A third argument for stable domestic flat-rolled pricing is that mills are standing tough, sources said.

"We are not seeing any side deals being made. People are buying for today’s business and not going further out. They don’t have the cash to (buy large volumes and) keep inventory high. Banks are not lending much money," an eastern Great Lakes service center operator said, noting that both the consuming markets and steel pricing are stable.

The Mid-Atlantic distributor said that while she hasn’t heard of any low-ball sales, "we assume there are side deals" for orders at or above 5,000 tons. For a common grade at the right volume, "I guarantee I could buy it extremely cheap. But who needs 5,000 tons?"

Demand "has been status quo," a Detroit-area sheet buyer said. "Nobody is overwhelmingly optimistic or pessimistic. Some products are selling better than others. Defense work tailed off quite a bit, but the solar business is coming on strong. Automotive is the same."

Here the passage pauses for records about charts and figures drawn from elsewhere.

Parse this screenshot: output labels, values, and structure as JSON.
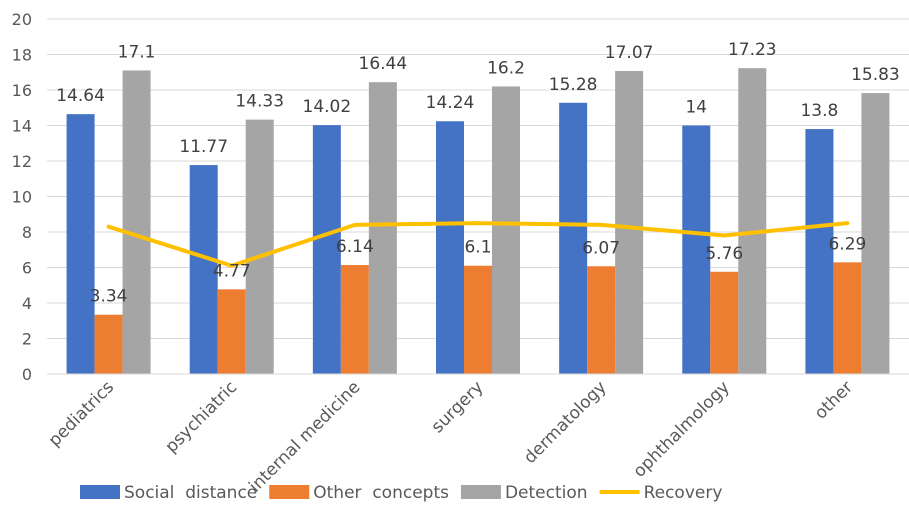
{
  "chart_data": {
    "type": "bar",
    "categories": [
      "pediatrics",
      "psychiatric",
      "internal medicine",
      "surgery",
      "dermatology",
      "ophthalmology",
      "other"
    ],
    "series": [
      {
        "name": "Social  distance",
        "kind": "bar",
        "color": "#4472C4",
        "values": [
          14.64,
          11.77,
          14.02,
          14.24,
          15.28,
          14,
          13.8
        ],
        "data_labels": [
          "14.64",
          "11.77",
          "14.02",
          "14.24",
          "15.28",
          "14",
          "13.8"
        ]
      },
      {
        "name": "Other  concepts",
        "kind": "bar",
        "color": "#ED7D31",
        "values": [
          3.34,
          4.77,
          6.14,
          6.1,
          6.07,
          5.76,
          6.29
        ],
        "data_labels": [
          "3.34",
          "4.77",
          "6.14",
          "6.1",
          "6.07",
          "5.76",
          "6.29"
        ]
      },
      {
        "name": "Detection",
        "kind": "bar",
        "color": "#A5A5A5",
        "values": [
          17.1,
          14.33,
          16.44,
          16.2,
          17.07,
          17.23,
          15.83
        ],
        "data_labels": [
          "17.1",
          "14.33",
          "16.44",
          "16.2",
          "17.07",
          "17.23",
          "15.83"
        ]
      },
      {
        "name": "Recovery",
        "kind": "line",
        "color": "#FFC000",
        "values": [
          8.3,
          6.1,
          8.4,
          8.5,
          8.4,
          7.8,
          8.5
        ]
      }
    ],
    "ylim": [
      0,
      20
    ],
    "yticks": [
      "0",
      "2",
      "4",
      "6",
      "8",
      "10",
      "12",
      "14",
      "16",
      "18",
      "20"
    ],
    "grid": true,
    "legend_position": "bottom"
  }
}
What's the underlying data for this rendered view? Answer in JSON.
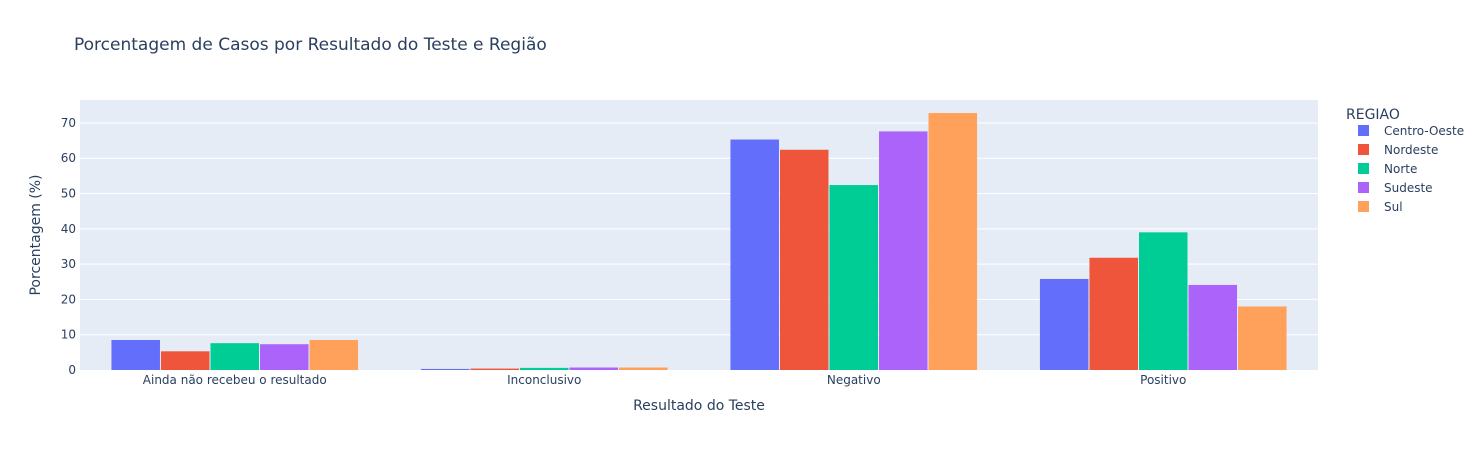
{
  "chart_data": {
    "type": "bar",
    "title": "Porcentagem de Casos por Resultado do Teste e Região",
    "xlabel": "Resultado do Teste",
    "ylabel": "Porcentagem (%)",
    "ylim": [
      0,
      76.5
    ],
    "yticks": [
      0,
      10,
      20,
      30,
      40,
      50,
      60,
      70
    ],
    "grid": true,
    "legend_title": "REGIAO",
    "legend_position": "right",
    "categories": [
      "Ainda não recebeu o resultado",
      "Inconclusivo",
      "Negativo",
      "Positivo"
    ],
    "series": [
      {
        "name": "Centro-Oeste",
        "color": "#636efa",
        "values": [
          8.5,
          0.3,
          65.3,
          25.8
        ]
      },
      {
        "name": "Nordeste",
        "color": "#ef553b",
        "values": [
          5.3,
          0.4,
          62.4,
          31.8
        ]
      },
      {
        "name": "Norte",
        "color": "#00cc96",
        "values": [
          7.6,
          0.6,
          52.4,
          39.0
        ]
      },
      {
        "name": "Sudeste",
        "color": "#ab63fa",
        "values": [
          7.3,
          0.7,
          67.6,
          24.1
        ]
      },
      {
        "name": "Sul",
        "color": "#ffa15a",
        "values": [
          8.5,
          0.7,
          72.8,
          18.0
        ]
      }
    ]
  }
}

Foreign material is due to arrive in September and October, landing along the East Coast and Houston. "A lot of brokers are offering material," he said, adding that softer scrap pricing will drive steel prices down. "We are already seeing it, by about $20 per ton. And that’s on only a 1,000-ton order."

Lead times have lengthened, the Detroit-area buyer said, but returning capacity in Ontario and Ohio will add to the availability of material.

A Chicago-area buyer put hot-rolled coil offers at $650 per ton, down $5 per ton from the f.o.b. Midwest mill price before the holiday weekend (, Aug. 29).

"The mills are still trying to hold their ground but prices remain negotiable," he said. "We expect pricing to start dropping any day. If there is a demand increase, we are not seeing it."

A Great Plains buyer said he still hopes second-half economic activity will pick up. "That’s important," he said.